People both nearsighted and farsighted can benefit from LASIK. Nearsightedness is corrected by flattening a too-steep cornea; with farsighted people, a steeper cornea is desired. While it is not widely recognized by many, Excimer lasers can also correct astigmatism by smoothing an irregular cornea into a more normal shape.
The standard LASIK procedure is ambulatory; patients walk into the surgery center, have the procedure and walk out again. In fact, the actual surgery usually takes no more than five minutes, and the patient remains awake the whole time. In some cases, the surgeon may administer an oral sedative to help patients relax before the procedure.
After anesthetizing the eyes with special drops, the surgeon will place the patient face-up directly beneath the laser, with a kind of retainer used to keep the eyelid open during the procedure. Normally, this is not uncomfortable. The retainer has a suction ring that keeps the eye pressurized, which is important in LASIK to allow the surgeon to cut the corneal flap.
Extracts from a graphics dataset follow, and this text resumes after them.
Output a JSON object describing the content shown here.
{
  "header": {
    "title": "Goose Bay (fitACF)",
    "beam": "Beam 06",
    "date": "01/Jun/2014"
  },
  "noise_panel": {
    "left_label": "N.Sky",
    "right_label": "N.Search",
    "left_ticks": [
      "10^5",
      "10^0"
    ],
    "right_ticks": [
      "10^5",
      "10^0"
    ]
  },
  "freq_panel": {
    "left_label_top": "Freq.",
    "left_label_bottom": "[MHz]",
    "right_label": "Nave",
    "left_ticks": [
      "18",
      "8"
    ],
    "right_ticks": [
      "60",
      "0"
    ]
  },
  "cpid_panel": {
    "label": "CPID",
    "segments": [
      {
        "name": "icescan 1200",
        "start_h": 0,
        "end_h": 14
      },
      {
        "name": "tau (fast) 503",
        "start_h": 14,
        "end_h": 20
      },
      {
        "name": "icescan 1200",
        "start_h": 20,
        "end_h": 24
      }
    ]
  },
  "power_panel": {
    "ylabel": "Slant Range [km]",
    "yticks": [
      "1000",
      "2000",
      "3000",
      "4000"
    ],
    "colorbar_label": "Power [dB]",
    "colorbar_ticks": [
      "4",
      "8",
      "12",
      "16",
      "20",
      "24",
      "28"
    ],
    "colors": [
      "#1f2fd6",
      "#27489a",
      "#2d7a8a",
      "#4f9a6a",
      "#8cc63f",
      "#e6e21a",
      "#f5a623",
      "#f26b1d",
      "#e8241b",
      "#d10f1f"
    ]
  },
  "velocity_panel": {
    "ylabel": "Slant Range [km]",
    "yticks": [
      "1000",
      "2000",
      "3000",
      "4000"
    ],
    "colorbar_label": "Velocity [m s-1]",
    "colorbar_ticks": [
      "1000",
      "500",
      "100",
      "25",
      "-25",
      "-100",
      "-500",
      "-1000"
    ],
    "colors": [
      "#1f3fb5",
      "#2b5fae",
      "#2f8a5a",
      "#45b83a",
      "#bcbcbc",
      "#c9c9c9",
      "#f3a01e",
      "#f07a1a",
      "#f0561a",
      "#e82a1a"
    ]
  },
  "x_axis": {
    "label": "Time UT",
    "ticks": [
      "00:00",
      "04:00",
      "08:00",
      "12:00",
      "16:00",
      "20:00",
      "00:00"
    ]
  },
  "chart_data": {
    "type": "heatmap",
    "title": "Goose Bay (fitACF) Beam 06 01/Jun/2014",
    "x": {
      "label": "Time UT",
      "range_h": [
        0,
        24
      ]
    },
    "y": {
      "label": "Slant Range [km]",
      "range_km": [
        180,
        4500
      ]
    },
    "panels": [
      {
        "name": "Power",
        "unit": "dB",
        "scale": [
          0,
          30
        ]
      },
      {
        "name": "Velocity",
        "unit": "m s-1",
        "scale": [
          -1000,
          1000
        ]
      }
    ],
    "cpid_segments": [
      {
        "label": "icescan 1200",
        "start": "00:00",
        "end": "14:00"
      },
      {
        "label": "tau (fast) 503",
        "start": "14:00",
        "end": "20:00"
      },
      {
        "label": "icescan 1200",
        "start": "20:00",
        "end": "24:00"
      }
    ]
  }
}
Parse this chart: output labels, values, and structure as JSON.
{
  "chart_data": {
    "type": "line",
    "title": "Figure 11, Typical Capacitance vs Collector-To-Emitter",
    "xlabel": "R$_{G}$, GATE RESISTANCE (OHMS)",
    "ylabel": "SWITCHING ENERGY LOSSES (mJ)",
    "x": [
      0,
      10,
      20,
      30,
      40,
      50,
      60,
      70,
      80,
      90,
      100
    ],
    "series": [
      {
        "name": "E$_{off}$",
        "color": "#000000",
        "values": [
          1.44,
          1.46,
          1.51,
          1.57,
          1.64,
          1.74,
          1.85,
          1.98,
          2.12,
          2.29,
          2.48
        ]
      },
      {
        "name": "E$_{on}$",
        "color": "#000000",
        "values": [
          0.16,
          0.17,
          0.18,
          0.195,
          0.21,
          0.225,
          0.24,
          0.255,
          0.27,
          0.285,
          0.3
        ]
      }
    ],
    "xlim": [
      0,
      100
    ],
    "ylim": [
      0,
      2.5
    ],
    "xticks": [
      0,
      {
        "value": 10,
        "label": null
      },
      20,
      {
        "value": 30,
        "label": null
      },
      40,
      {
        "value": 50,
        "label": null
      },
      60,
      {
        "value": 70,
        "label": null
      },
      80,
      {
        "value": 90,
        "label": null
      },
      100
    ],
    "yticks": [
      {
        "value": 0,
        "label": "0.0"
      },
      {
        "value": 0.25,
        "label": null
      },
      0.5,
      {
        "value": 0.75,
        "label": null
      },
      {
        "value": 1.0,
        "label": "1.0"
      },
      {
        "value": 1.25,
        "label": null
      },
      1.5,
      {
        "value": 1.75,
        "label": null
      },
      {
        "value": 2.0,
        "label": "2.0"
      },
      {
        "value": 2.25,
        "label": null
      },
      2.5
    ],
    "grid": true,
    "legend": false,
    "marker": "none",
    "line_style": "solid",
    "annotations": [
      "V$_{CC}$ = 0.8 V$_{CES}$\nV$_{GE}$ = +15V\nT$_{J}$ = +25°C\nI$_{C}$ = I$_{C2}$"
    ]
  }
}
The surgeon will then use an ink marker to mark the cornea before the flap is created. The flap is then created with either a microkeratome or with a laser, depending on the surgeon’s preference.
Using a computer to adjust the laser for the patient’s prescription, the surgeon will have the patient look at a target light for a short time while the doctor watches the eye through a microscope and the laser sends pulses of light to the cornea.
Laser light pulses then painlessly reshape the cornea. Patients will hear a steady clicking sound as the laser is operating and may smell a mildly acrid odor due to the removal of tissue. The surgeon has full control of the laser and can turn it off at any time. Once the adjustments to the cornea are complete, the surgeon replaces the previously cut flap, which acts as a kind of natural bandage and is self-healing.
In most cases, if both eyes are being done, the surgeon will ask the patient to rest for a short time between sessions with the laser. Some patients choose to wait a week or so between sessions.